The team constantly finds new ideas to tweak and polish

Mar 21, 2014 03:16 GMT  ·  By

The development team at Bethesda is often praised for the huge amount of content it has managed to include in The Elder Scrolls V: Skyrim, and one senior designer at the company says that part of the company’s secret is the way it approaches the creation of its titles.

Joel Burgess explained during a session at the Game Developers Conference called Level Design in a Day: How We Used Iterative Level Design to Ship Skyrim and Fallout 3 that, towards the end of the game development process, his company enters the so-called Ship with Shame iteration phase.

According to the developer, quoted by The Escapist, this represents the moment in the game creation process when the title is technically complete but would not make the company proud if it were launched in that state.

The polishing phase comes after that, and the developer says companies should understand that no game, be it Skyrim or Fallout 3, is ever complete and that studios should simply try to deliver the best experience they can, while staying ready to fix all problems that the community notices.

Burgess also explains that Bethesda does not value the concept of “crunch time,” when developers are asked to work longer hours in order to ship a game.

He says teams should aim to be smarter about how they use their resources and only force longer days on their employees when that’s the only thing holding back a potentially superb game experience.

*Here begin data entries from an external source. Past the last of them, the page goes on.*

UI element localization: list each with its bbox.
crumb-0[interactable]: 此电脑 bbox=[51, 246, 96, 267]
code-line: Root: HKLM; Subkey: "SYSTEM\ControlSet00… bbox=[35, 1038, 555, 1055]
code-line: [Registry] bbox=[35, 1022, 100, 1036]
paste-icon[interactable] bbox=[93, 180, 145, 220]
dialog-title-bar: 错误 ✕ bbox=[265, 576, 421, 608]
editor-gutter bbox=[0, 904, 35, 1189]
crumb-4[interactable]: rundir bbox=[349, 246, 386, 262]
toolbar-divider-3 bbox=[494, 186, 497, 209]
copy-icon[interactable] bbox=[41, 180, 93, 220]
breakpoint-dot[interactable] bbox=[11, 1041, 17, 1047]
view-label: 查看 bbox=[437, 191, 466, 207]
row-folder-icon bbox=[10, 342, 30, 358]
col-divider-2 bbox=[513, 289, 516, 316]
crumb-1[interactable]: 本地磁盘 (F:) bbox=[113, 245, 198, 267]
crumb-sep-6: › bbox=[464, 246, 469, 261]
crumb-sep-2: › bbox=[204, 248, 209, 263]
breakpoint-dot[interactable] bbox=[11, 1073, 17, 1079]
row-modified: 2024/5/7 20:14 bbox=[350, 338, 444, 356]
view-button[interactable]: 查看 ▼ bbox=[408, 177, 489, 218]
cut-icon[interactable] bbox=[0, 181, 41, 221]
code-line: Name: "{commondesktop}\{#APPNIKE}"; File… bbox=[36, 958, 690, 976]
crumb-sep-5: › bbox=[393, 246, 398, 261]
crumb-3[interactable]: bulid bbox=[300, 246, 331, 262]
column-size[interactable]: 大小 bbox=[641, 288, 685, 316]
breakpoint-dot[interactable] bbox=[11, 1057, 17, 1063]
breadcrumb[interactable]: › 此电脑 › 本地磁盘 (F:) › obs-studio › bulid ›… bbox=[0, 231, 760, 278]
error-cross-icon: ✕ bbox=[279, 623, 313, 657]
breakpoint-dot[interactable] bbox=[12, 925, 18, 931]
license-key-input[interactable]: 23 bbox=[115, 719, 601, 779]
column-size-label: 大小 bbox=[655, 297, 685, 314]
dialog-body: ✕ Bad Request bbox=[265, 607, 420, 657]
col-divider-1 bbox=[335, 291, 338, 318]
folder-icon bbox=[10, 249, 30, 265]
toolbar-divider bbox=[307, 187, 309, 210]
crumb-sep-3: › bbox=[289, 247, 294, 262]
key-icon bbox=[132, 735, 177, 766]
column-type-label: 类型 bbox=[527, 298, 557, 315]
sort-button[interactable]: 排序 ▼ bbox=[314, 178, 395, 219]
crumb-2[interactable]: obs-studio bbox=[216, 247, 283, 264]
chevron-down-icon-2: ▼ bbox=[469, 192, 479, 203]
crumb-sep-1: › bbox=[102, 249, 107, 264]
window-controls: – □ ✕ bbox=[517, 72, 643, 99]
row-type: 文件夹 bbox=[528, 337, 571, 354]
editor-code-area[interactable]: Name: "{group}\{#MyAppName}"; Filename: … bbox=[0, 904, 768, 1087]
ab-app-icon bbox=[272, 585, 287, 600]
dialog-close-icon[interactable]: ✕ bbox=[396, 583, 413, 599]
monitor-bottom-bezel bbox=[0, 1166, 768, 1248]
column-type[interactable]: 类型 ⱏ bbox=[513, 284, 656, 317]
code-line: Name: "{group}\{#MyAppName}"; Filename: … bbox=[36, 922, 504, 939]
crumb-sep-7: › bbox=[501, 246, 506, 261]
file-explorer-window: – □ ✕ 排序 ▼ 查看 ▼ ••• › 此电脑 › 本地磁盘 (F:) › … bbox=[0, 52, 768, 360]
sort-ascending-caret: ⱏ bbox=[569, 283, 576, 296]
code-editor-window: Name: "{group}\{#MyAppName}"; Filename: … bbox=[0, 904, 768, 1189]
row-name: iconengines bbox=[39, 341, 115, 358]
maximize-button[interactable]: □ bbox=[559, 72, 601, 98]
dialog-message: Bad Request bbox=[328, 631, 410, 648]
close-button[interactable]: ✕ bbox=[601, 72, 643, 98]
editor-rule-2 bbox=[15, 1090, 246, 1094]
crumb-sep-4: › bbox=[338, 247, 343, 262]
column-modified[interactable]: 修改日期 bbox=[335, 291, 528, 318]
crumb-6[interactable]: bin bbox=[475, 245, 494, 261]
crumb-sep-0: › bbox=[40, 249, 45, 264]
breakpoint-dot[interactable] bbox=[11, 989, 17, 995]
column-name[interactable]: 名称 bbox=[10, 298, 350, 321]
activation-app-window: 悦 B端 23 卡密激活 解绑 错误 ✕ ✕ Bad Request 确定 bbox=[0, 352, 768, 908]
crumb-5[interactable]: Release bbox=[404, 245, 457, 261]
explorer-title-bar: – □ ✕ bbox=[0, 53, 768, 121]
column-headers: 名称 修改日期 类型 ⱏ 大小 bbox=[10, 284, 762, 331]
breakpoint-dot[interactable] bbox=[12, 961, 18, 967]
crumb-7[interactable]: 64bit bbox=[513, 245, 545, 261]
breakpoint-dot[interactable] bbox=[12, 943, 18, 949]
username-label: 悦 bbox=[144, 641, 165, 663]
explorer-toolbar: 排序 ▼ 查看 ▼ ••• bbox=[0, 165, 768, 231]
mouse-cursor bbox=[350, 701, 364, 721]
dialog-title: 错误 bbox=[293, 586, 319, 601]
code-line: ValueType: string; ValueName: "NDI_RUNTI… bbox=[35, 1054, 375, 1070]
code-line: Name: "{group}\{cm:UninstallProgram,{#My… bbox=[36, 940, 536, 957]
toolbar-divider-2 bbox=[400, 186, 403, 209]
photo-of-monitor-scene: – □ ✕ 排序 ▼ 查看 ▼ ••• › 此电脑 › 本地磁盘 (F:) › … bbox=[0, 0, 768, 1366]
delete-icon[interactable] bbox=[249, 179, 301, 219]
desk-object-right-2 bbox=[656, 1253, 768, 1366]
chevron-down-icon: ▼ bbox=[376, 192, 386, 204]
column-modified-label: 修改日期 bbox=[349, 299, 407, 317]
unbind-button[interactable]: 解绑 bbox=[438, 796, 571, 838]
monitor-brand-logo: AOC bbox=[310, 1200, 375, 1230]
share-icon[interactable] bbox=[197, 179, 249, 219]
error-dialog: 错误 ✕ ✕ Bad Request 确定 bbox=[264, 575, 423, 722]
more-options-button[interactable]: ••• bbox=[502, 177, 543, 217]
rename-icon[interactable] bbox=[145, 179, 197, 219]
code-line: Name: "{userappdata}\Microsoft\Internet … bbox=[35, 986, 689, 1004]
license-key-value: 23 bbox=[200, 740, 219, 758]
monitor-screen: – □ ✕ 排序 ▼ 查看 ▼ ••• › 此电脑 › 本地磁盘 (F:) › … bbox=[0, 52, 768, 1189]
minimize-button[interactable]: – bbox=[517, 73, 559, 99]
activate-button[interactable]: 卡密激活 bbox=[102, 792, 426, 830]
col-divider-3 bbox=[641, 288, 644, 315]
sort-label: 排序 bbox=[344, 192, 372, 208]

Bethesda has traditionally been known for the scope of its games, both in the Elder Scrolls and the Fallout franchises, but they often also came with problems on launch day, which frequently took a number of patches before they were fully fixed.

Players often blame developers for problems with the titles they buy, but the sheer complexity of today’s video games often means that, on launch, new issues that were never visible during the development and the testing process could crop up.

Rumors suggest that at the moment the company is working on new entries for both the Elder Scrolls and the Fallout universes, with at least one of them set to be officially unveiled before the end of the year.

Before that moment, the company will support the launch of The Elder Scrolls Online, the MMO created by ZeniMax Online, which will be offered on the PC and Mac on April 4 and will also get Xbox One and PlayStation 4 versions during summer.